According to medical textbooks, the normal respiratory rate for an adult is just about 12 breaths per minute at rest. However, if you get your hands on older textbooks, they determine a smaller value for it (in between 8-10 breaths a minute).

Numbers during and after exercise are higher, up to 30-40 breaths/min or more.

For some reasons, a majority of modern adults these days tend to breathe a whole lot faster and take nearly 15-20 breaths on a per minute basis as compared to their normal respiratory rate. Modern people also have increased tidal volume.

The ventilation rate is also rather high in individuals who are sick, and typically tends to stay somewhere around 20 breaths a minute or even more. Terminally sick individuals who suffer from conditions like HIV-AIDS, cancer, cystic fibrosis etc., are known to take more than 30 breaths a minute!

Watch this YouTube video, in which Dr. Artour Rakhimov provides numerous examples and cases related to respiratory rates.


Is it possible for me to define my own breathing rate by just counting it?
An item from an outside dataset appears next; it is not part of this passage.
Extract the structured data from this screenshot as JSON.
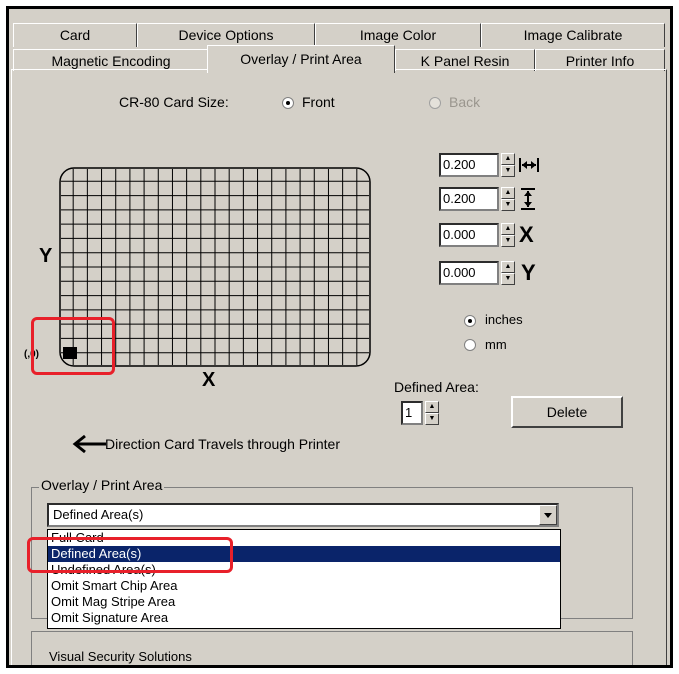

No at all. This is simply not possible, for the simple reason that as soon as you sit down and try it, you are going to start breathing much more deep and slow. The best thing for you to do in this regard is to ask someone else to count it for you, but make sure that this is done only when you are not aware of your breathing. If you are bent upon doing so yourself, then the best thing for you to do is record your breathing using an extremely sensitive microphone. Just fix it near your nose when you sleep at night. You may even do so when you are busy with something. In order to best work out your breathing rate, you could ask someone else to count the number of your breathing cycles on a minute basis while you sleep.

Are there any causes and effects of increased respiratory rates?

Yes. Each time that you breathe more than the medical norm at rest or during exercise, you are going to lose CO2 and cut down on your body oxygenation because of vasoconstriction and the suppressed Bohr effect that is triggered by CO2 deficiency or hypocapnia. For this reason, it is safe to deduce that overbreathing tends to trigger reduced cell oxygenation. On the other hand, easier and slower breathing that is enforced by lower respiratory rates is going to help you enhance your cell-oxygen content.

Causes are numerous. They include a lack of exercise, exercise with mouth breathing, stress, overeating, overheating, poor posture, infections, and much more.

Is there an ideal respiratory rate?

In order to acquire the maximum amounts of brain and body oxygen levels, the ideal respiratory rate at rest basically corresponds to the unconscious breathing or automatic breathing with just about 3 to 4 breaths on a per minute basis. An individual that has ideal breathing has nearly 3 minutes for the body-oxygen test right after exhalation and without placing any exertion over one’s self.